We use the OAuth credential you provide to call Tailscale's List Users endpoint and read: account ID, display name, login name (email), role, status, created date, and last-seen date, for users matching your User Type and User Status settings.

Write access

By default, we have no write access to your Tailscale account. If you opt into automated deprovisioning, we gain permission to suspend a Tailscale account during offboarding. We never delete accounts, and we never use write access for anything other than suspension.


Troubleshooting and FAQs

The connection fails with an invalid credentials error

  • Likely cause: The Client ID or Client secret entered in Vanta is incorrect, or the credential was revoked in Tailscale.

  • How to confirm: In Tailscale, go to Settings > Trust credentials and confirm the credential still exists and is active.

  • Fix: Generate a new trust credential in Tailscale following Step 1 above, and re-enter the Client ID and secret in Vanta.

The connection fails with an invalid scope error

  • Likely cause: For a read-only connection, the trust credential wasn't created with exactly the Users: Read scope — either that scope is missing, or additional scopes were granted. (If you've opted into automated deprovisioning, Vanta expects Users: Read and Write together).

  • How to confirm: In Tailscale, check the scopes assigned to the credential you're using.

  • Fix: In Tailscale, open the credential under Settings > Trust credentials and edit its scopes to grant only Users: Read (or Read and Write, if you're using automated deprovisioning). Scopes can be edited on an existing credential, so you don't need to create a new one, then re-test the connection in Vanta.

Deprovisioning shows a "scopes not granted" error

  • Likely cause: Automated deprovisioning is turned on in Vanta, but the Tailscale credential doesn't have the Users: Write scope granted, or the opt-in hasn't been re-confirmed since the scope was added.

  • How to confirm: In Tailscale, open the credential under Settings > Trust credentials and confirm Write is enabled on the Users scope.

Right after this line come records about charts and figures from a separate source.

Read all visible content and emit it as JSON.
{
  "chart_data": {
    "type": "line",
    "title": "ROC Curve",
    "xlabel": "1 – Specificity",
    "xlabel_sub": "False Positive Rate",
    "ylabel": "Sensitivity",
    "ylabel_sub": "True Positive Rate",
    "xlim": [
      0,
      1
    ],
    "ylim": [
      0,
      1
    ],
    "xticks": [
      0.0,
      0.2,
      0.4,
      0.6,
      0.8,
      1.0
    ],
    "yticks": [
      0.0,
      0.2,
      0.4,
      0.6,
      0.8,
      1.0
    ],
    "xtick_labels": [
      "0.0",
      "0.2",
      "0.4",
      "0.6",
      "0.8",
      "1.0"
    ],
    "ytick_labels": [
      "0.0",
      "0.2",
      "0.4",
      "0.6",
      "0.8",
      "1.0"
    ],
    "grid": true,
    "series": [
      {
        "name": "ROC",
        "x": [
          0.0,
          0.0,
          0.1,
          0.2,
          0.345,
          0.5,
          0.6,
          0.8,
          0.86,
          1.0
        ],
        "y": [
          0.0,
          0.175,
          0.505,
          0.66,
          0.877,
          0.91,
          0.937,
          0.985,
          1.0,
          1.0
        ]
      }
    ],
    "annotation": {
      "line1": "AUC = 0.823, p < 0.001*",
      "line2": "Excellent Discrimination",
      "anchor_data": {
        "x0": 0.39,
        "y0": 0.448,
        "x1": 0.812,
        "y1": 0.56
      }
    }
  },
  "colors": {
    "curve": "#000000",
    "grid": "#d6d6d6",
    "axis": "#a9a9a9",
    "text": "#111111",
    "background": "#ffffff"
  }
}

  • Fix: Enable Write on the Users scope, save, then go to Vanta's Tailscale integration settings and re-test the credential so Vanta can confirm the new scope.

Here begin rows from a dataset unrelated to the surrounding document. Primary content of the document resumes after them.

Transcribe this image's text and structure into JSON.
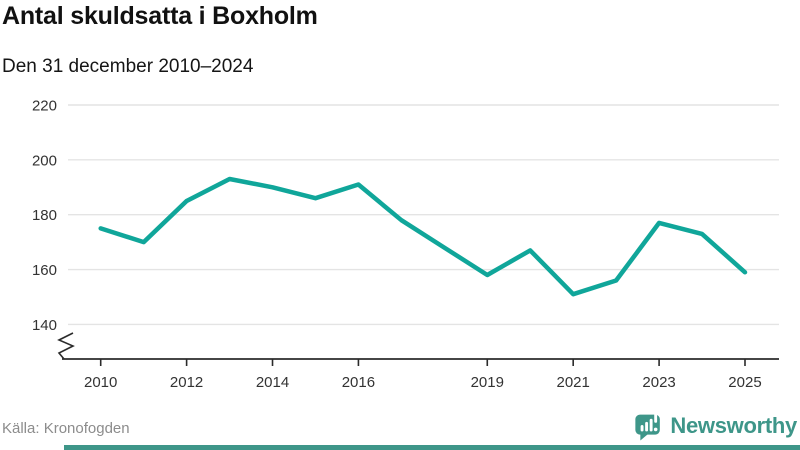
{
  "header": {
    "title": "Antal skuldsatta i Boxholm",
    "subtitle": "Den 31 december 2010–2024"
  },
  "footer": {
    "source": "Källa: Kronofogden",
    "brand": "Newsworthy"
  },
  "colors": {
    "line": "#10a69a",
    "brand": "#3e9689",
    "grid": "#e4e4e4",
    "axis": "#2b2b2b",
    "tick_text": "#333333",
    "source_text": "#8c8c8c"
  },
  "chart_data": {
    "type": "line",
    "title": "Antal skuldsatta i Boxholm",
    "subtitle": "Den 31 december 2010–2024",
    "x": [
      2010,
      2011,
      2012,
      2013,
      2014,
      2015,
      2016,
      2017,
      2018,
      2019,
      2020,
      2021,
      2022,
      2023,
      2024,
      2025
    ],
    "values": [
      175,
      170,
      185,
      193,
      190,
      186,
      191,
      178,
      168,
      158,
      167,
      151,
      156,
      177,
      173,
      159
    ],
    "series_name": "Antal skuldsatta",
    "x_tick_labels": [
      "2010",
      "2012",
      "2014",
      "2016",
      "2019",
      "2021",
      "2023",
      "2025"
    ],
    "x_tick_positions": [
      2010,
      2012,
      2014,
      2016,
      2019,
      2021,
      2023,
      2025
    ],
    "y_ticks": [
      140,
      160,
      180,
      200,
      220
    ],
    "ylim": [
      140,
      220
    ],
    "grid": "horizontal",
    "axis_break": true,
    "legend": "none",
    "line_color": "#10a69a",
    "source": "Kronofogden"
  }
}
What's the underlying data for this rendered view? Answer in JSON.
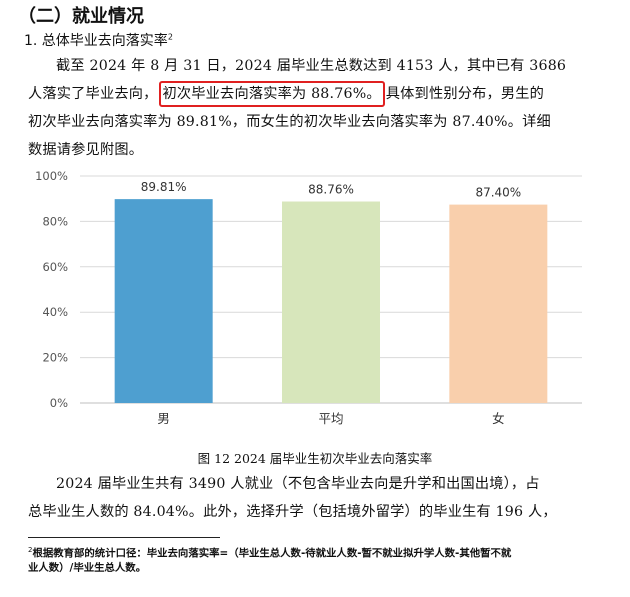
{
  "section": {
    "heading": "（二）就业情况",
    "subheading": "1. 总体毕业去向落实率",
    "subheading_note": "2"
  },
  "para1": {
    "line1": "截至 2024 年 8 月 31 日，2024 届毕业生总数达到 4153 人，其中已有 3686",
    "line2_before": "人落实了毕业去向，",
    "line2_highlight": "初次毕业去向落实率为 88.76%。",
    "line2_after": "具体到性别分布，男生的",
    "line3": "初次毕业去向落实率为 89.81%，而女生的初次毕业去向落实率为 87.40%。详细",
    "line4": "数据请参见附图。"
  },
  "chart_data": {
    "type": "bar",
    "categories": [
      "男",
      "平均",
      "女"
    ],
    "values": [
      89.81,
      88.76,
      87.4
    ],
    "data_labels": [
      "89.81%",
      "88.76%",
      "87.40%"
    ],
    "colors": [
      "#4e9fd0",
      "#d7e6bb",
      "#f9cfac"
    ],
    "ylim": [
      0,
      100
    ],
    "yticks": [
      "0%",
      "20%",
      "40%",
      "60%",
      "80%",
      "100%"
    ],
    "grid": true,
    "title": "",
    "xlabel": "",
    "ylabel": ""
  },
  "caption": "图 12 2024 届毕业生初次毕业去向落实率",
  "para2": {
    "line1": "2024 届毕业生共有 3490 人就业（不包含毕业去向是升学和出国出境），占",
    "line2": "总毕业生人数的 84.04%。此外，选择升学（包括境外留学）的毕业生有 196 人，"
  },
  "footnote": {
    "mark": "2",
    "line1": "根据教育部的统计口径：毕业去向落实率=（毕业生总人数-待就业人数-暂不就业拟升学人数-其他暂不就",
    "line2": "业人数）/毕业生总人数。"
  }
}
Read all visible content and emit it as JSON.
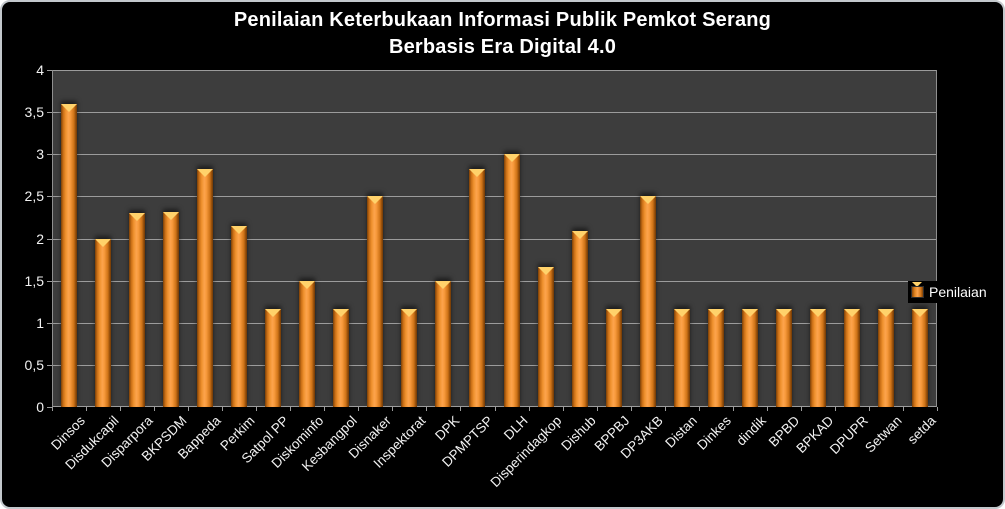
{
  "chart_data": {
    "type": "bar",
    "title_line1": "Penilaian Keterbukaan Informasi Publik Pemkot Serang",
    "title_line2": "Berbasis Era Digital 4.0",
    "series_name": "Penilaian",
    "categories": [
      "Dinsos",
      "Disdukcapil",
      "Disparpora",
      "BKPSDM",
      "Bappeda",
      "Perkim",
      "Satpol PP",
      "Diskominfo",
      "Kesbangpol",
      "Disnaker",
      "Inspektorat",
      "DPK",
      "DPMPTSP",
      "DLH",
      "Disperindagkop",
      "Dishub",
      "BPPBJ",
      "DP3AKB",
      "Distan",
      "Dinkes",
      "dindik",
      "BPBD",
      "BPKAD",
      "DPUPR",
      "Setwan",
      "setda"
    ],
    "values": [
      3.6,
      2.0,
      2.3,
      2.32,
      2.83,
      2.15,
      1.16,
      1.49,
      1.16,
      2.5,
      1.16,
      1.49,
      2.83,
      3.0,
      1.66,
      2.09,
      1.16,
      2.5,
      1.16,
      1.16,
      1.16,
      1.16,
      1.16,
      1.16,
      1.16,
      1.16
    ],
    "ylim": [
      0,
      4
    ],
    "ytick_step": 0.5,
    "ytick_labels": [
      "0",
      "0,5",
      "1",
      "1,5",
      "2",
      "2,5",
      "3",
      "3,5",
      "4"
    ],
    "grid": true,
    "legend_position": "right",
    "colors": {
      "bar_center": "#fca44d",
      "bar_edge": "#7a3f07",
      "bar_cap_highlight": "#ffd26b",
      "plot_background": "#3d3d3d",
      "chart_background": "#000000",
      "gridline": "#9c9c9c",
      "text": "#ffffff"
    }
  }
}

The connection fails with an invalid organization name / tailnet not found error

  • Likely cause: The value entered in Organization Name doesn't match an existing tailnet.

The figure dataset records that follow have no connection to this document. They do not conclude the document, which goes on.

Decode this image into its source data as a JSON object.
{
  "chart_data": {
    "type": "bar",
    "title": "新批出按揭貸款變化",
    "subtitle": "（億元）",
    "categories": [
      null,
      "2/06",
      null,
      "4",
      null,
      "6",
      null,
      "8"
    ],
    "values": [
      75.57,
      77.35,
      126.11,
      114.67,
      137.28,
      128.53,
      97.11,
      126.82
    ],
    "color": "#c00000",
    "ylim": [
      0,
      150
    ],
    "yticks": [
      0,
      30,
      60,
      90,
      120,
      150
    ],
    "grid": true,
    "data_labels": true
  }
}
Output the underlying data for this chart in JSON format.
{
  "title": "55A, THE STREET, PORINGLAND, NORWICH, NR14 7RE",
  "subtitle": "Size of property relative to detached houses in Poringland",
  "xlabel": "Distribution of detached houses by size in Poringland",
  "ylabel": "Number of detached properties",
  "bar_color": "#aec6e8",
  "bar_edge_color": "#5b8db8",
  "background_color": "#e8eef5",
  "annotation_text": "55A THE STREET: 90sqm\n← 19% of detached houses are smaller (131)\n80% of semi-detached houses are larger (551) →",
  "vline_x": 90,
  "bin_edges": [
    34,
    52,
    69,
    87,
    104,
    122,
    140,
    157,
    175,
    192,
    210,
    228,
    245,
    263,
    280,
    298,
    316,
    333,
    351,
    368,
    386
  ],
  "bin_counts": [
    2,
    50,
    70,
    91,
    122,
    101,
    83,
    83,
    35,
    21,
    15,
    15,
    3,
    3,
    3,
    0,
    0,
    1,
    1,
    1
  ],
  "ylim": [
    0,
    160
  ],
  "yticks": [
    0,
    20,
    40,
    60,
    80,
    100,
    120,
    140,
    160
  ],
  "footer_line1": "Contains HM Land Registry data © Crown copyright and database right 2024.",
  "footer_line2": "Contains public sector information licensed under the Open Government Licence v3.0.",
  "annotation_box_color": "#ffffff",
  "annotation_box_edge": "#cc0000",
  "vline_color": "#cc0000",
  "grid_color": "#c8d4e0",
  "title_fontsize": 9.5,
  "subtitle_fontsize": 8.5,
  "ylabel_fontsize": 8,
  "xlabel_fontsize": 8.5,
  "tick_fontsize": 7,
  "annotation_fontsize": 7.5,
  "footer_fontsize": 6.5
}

  • How to confirm: Check your tailnet identifier in Tailscale under Settings > General.

  • Fix: Update the Organization Name field in Vanta to match, or leave it as the default - if you only manage one tailnet. Note: if this error occurs during a background sync on an already-connected integration (for example, if the tailnet is renamed or deleted after initial setup), Vanta automatically unlinks the credential and you'll need to reconnect. During initial setup, this error is returned as a validation message instead.

Some Tailscale users aren't showing up in Vanta

  • Likely cause: Their account status doesn't match your User Status setting (Active only, by default), or they're a Shared/external user while User Type is set to Member.

  • How to confirm: Check the user's status and type in the Tailscale admin console, and compare against your Vanta integration's User Status and User Type settings.

  • Fix: Add the relevant status to User Status (for example, add Idle to cover recently offboarded accounts), or change User Type to Shared or All to include external users.